The study, published in the journal Computers and Operations Research, looks at early phase flight schedule and aircraft route planning. It takes a proactive approach in designing cascade-resistant schedules, rather than the reactive approach of trying to manage delays after they occur.
“There is an overwhelming amount of data generated from airline on-time performance records,” said Lavanya Marla, an industrial and enterprise systems engineering professor and lead author. “It is challenging to find the best model to quantify the uncertainty in the aviation system in order to improve on-time performance and cost savings. Our research shows that the existing models are unable to distinguish the cascading downstream impact of one solution over another, which is critical to the airlines for decision-making.”
The team, which also includes Vikrant Vaze, a professor of engineering at Dartmouth College, and Cynthia Barnhart, chancellor and a professor of engineering at the Massachusetts Institute of Technology, used historical data from U.S. airlines to tweak aircraft routing to help prevent and minimize delays from the extent to which they exist today.

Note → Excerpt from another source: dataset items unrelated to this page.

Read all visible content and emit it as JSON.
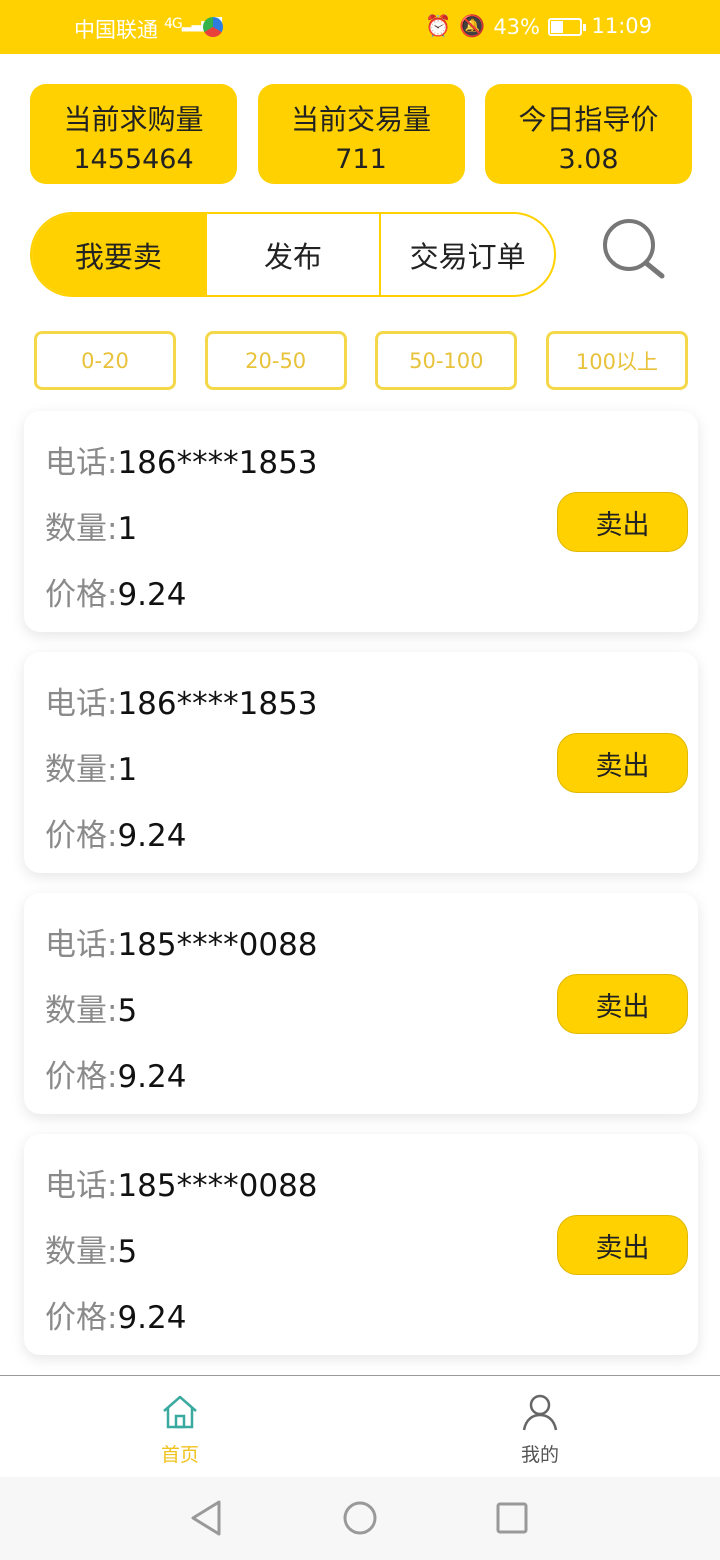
{
  "status_bar": {
    "carrier": "中国联通",
    "network": "4G",
    "battery_percent": "43%",
    "battery_level": 0.43,
    "time": "11:09"
  },
  "stats": [
    {
      "label": "当前求购量",
      "value": "1455464"
    },
    {
      "label": "当前交易量",
      "value": "711"
    },
    {
      "label": "今日指导价",
      "value": "3.08"
    }
  ],
  "segments": [
    {
      "label": "我要卖",
      "active": true
    },
    {
      "label": "发布",
      "active": false
    },
    {
      "label": "交易订单",
      "active": false
    }
  ],
  "filters": [
    "0-20",
    "20-50",
    "50-100",
    "100以上"
  ],
  "field_labels": {
    "phone": "电话:",
    "qty": "数量:",
    "price": "价格:"
  },
  "orders": [
    {
      "phone": "186****1853",
      "qty": "1",
      "price": "9.24",
      "action": "卖出"
    },
    {
      "phone": "186****1853",
      "qty": "1",
      "price": "9.24",
      "action": "卖出"
    },
    {
      "phone": "185****0088",
      "qty": "5",
      "price": "9.24",
      "action": "卖出"
    },
    {
      "phone": "185****0088",
      "qty": "5",
      "price": "9.24",
      "action": "卖出"
    }
  ],
  "tabs": [
    {
      "label": "首页",
      "icon": "home-icon",
      "active": true
    },
    {
      "label": "我的",
      "icon": "user-icon",
      "active": false
    }
  ],
  "colors": {
    "accent": "#ffd100",
    "tab_active": "#f0c21e",
    "chip_text": "#e8c23a",
    "label_grey": "#8a8a8a"
  }
}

Aircraft routing refers to the route that a single aircraft takes between Federal Aviation Administration-mandated maintenance checks that typically occur on a 72-hour cycle and multiple flights. The team hones in on this layer of the system because it hits a sort of sweet spot where they feel scheduling adjustments can make the most impact. “Of the tens of billions of dollars of delay costs that occur annually, almost a third are a result of delay-cascading effects through aircraft routings,” Vaze said. “So this is a very important layer of the system to focus on.”
The researchers constructed different models to help determine what kinds of solutions offer the most flexibility in reducing delay cascades. One set of models focuses on purely avoiding the outcomes of the worst-case delays only, and a second considers all kinds of delays that occur – extreme to common day-to-day.

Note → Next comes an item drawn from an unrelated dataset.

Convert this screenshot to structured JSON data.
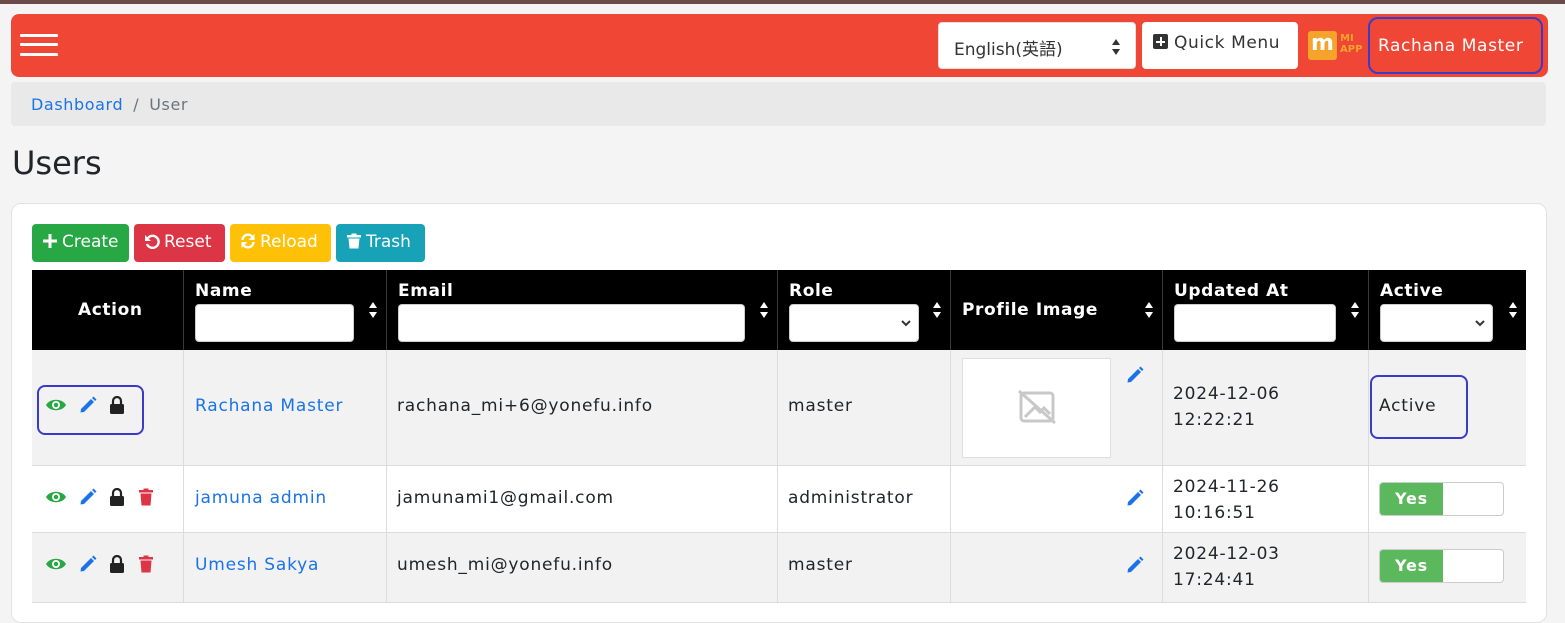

The researchers evaluated the various models by observing the percentage of flight delays and passenger disruptions that result from the different kinds of delays. Marla and her team found that having the ability to control the less severe day-to-day types of delays results in the most benefit for passengers.
“It is not that one or the other model by itself gives a better solution,” Marla said. “They give different solutions. The best choice depends on the patterns of evolving delays, the most relevant evaluation metrics, and on which solution aligns best with the priorities of the Department of Transportation, the passengers and the airline industry.”
“The key to enhancing the performance of complex and uncertain systems like those in aviation often lies in intelligently combining sophisticated mathematical models, careful attention to real-world data, and detailed simulation tools for system evaluation,” Barnhart said.
The U. of I. department of industrial and enterprise system engineering supported this research.